Check them out at Amazon.

Monday
Apr162018

Updated Florida Website For Fishing Line Recovery And Recycling

 Recently updated, Florida's Monofilament Recovery and Recycling Program website is one of the best resources out there for educating anglers on the importance of recycling monofilament and fluorocarbon fishing line and showing how to do it.

The new-look site managed by the Florida Fish and Wildlife Conservation commission includes an interactive recycling bin map for those fishing in Florida. Additionally, it offers instructions for anglers--- no matter what state they live in--- on building outdoor bins, as well as personal mini bins from tennis ball containers.

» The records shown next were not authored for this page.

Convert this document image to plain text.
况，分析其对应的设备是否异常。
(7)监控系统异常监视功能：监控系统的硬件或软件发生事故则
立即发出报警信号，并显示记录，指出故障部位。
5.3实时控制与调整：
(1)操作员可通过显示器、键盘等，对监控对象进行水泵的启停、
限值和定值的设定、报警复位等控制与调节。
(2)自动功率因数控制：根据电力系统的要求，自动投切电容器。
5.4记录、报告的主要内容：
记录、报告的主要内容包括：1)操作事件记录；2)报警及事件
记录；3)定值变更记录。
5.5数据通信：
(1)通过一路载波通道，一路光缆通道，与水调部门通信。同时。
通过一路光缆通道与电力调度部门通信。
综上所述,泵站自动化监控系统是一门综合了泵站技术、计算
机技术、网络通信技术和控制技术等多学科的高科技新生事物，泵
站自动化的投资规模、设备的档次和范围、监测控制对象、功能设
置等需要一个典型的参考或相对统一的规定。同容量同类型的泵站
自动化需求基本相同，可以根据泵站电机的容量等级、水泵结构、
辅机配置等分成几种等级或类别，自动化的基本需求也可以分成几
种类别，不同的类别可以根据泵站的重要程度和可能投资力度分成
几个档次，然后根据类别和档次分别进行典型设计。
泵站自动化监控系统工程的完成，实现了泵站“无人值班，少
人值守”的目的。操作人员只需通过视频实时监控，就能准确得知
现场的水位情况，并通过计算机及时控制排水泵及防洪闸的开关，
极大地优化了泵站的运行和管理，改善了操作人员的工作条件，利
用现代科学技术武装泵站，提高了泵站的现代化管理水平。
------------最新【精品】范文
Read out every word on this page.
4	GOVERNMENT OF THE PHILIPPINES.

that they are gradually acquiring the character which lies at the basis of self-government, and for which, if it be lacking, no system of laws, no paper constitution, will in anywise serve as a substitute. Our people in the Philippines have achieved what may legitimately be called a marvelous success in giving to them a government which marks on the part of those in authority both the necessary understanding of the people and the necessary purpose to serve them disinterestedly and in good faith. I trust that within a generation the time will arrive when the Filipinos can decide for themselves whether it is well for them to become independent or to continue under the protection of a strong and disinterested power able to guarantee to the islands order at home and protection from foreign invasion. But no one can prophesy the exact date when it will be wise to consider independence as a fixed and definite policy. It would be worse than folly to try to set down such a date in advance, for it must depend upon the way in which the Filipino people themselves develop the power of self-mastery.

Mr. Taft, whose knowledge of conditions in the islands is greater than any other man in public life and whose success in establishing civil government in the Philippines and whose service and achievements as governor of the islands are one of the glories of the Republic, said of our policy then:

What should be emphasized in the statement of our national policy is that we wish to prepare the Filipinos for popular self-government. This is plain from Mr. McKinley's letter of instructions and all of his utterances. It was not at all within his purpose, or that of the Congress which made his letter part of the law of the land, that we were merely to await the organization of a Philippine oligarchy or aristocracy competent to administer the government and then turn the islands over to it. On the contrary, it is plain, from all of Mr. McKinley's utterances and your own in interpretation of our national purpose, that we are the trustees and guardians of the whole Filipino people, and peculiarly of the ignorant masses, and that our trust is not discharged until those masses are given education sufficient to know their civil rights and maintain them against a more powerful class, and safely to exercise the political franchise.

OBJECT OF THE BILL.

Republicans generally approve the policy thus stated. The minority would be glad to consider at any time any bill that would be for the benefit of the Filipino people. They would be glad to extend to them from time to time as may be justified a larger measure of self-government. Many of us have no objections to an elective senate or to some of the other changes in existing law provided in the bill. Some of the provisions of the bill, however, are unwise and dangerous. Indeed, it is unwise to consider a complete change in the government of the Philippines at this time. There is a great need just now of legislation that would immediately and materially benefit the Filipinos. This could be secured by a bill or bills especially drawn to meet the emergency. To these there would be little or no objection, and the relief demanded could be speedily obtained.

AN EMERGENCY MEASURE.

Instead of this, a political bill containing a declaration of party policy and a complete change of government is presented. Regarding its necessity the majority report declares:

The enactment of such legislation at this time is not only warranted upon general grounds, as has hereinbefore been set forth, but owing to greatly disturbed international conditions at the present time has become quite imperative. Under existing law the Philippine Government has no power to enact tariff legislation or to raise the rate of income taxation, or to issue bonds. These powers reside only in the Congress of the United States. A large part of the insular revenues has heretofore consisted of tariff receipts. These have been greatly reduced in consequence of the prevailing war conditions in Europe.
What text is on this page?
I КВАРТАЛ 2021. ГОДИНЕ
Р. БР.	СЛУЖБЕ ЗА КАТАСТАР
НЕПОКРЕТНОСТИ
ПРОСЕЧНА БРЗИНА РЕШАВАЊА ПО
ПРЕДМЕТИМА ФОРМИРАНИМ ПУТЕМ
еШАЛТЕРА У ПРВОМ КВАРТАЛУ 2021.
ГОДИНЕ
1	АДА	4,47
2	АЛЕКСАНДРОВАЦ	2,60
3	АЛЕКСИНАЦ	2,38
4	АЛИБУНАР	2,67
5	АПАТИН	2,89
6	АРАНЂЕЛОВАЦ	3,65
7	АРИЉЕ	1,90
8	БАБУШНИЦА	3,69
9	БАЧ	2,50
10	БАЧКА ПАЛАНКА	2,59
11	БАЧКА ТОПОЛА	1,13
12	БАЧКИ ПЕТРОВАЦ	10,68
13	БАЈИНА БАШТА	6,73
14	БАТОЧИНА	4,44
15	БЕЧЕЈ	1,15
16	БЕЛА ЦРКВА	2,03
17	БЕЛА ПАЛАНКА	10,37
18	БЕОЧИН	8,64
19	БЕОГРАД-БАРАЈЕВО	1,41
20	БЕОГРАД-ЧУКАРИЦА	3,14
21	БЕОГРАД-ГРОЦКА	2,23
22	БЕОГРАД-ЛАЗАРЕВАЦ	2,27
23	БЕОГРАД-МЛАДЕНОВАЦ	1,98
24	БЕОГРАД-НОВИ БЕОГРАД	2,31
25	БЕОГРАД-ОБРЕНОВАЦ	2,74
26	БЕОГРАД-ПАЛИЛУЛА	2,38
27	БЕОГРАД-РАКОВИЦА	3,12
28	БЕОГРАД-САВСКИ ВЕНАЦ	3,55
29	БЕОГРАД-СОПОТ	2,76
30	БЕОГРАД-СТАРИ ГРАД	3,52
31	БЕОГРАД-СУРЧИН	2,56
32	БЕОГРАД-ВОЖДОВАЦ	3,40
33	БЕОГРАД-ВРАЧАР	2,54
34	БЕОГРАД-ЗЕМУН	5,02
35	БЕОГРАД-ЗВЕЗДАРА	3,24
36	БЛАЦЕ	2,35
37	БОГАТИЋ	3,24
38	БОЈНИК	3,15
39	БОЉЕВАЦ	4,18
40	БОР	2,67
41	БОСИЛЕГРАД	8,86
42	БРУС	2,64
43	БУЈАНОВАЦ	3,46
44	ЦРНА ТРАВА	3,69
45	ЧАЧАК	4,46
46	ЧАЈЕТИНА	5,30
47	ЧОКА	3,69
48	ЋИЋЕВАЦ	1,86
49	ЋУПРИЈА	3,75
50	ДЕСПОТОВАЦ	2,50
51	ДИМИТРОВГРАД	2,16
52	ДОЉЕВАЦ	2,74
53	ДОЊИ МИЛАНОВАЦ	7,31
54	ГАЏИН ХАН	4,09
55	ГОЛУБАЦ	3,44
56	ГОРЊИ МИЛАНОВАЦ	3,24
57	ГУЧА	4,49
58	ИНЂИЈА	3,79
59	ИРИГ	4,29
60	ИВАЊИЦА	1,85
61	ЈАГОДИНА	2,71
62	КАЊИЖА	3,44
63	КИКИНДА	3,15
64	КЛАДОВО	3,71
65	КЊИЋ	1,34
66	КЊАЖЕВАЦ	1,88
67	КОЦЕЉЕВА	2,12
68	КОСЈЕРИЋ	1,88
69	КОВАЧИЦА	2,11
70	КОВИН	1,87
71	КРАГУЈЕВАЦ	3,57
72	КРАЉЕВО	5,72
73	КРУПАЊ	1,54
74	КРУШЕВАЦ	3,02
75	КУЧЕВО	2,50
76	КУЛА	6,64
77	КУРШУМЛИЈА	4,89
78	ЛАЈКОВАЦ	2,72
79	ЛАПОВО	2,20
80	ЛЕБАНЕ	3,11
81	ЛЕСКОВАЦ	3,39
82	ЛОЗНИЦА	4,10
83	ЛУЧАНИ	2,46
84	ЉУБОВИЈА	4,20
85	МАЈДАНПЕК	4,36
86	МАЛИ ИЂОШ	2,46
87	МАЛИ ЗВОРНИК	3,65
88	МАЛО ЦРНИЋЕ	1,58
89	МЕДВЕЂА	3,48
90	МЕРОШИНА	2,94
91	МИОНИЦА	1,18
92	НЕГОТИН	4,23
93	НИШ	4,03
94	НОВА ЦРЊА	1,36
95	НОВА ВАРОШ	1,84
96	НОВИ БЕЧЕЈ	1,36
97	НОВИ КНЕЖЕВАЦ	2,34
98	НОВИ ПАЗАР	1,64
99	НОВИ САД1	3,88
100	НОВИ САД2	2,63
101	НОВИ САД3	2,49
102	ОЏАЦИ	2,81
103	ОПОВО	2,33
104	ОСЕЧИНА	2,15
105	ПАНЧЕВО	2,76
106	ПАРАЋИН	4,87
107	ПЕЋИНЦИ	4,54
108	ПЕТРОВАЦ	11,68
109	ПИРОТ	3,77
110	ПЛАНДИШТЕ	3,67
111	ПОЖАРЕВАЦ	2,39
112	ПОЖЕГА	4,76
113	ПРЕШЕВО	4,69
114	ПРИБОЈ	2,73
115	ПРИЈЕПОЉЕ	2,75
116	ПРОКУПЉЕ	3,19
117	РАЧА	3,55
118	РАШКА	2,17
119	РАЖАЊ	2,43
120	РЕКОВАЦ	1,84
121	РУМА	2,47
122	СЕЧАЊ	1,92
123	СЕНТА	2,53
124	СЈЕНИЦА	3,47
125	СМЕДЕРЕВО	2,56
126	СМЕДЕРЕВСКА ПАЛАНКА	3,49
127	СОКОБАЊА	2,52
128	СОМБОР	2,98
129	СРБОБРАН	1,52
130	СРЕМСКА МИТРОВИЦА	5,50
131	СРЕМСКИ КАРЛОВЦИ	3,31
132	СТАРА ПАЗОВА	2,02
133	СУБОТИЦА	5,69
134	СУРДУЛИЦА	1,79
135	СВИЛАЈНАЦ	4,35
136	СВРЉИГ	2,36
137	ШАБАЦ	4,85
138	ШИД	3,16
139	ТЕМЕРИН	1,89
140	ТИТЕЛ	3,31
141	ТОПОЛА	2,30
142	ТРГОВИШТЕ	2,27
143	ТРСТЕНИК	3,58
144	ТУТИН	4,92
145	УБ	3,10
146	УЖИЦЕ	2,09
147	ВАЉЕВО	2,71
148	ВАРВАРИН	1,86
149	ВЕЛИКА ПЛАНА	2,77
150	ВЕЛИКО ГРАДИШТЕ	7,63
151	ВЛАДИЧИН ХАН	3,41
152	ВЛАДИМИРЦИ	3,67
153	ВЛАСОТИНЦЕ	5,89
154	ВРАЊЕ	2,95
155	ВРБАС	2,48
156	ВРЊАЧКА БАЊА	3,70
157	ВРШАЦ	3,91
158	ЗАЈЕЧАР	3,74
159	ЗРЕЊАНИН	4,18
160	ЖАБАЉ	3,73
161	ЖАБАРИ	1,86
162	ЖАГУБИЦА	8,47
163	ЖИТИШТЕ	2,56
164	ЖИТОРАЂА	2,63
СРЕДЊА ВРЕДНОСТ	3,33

The site encourages anglers to be more "line conscious" in keeping discarded line from harming fish and wildlife and offers valuable tips. Among them:

  • Consider the age of your line and its strength, and keep track of and store loose pieces of fishing line.
  • Check line frequently for frays that may break easily.
  • Don’t leave bait unattended since birds may attempt to take the bait from the l
  • Cast away from trees, utility lines, and other areas where line may get caught.
  • If you fish from a boat, make it a boat rule not to throw any kind of plastic or trash overboard, especially monofilament line.

Boat US Foundation's Reel In and Recycle website is another great resource. It provides a video on building a  bin, as well as offers signs and decals to encourage recycling.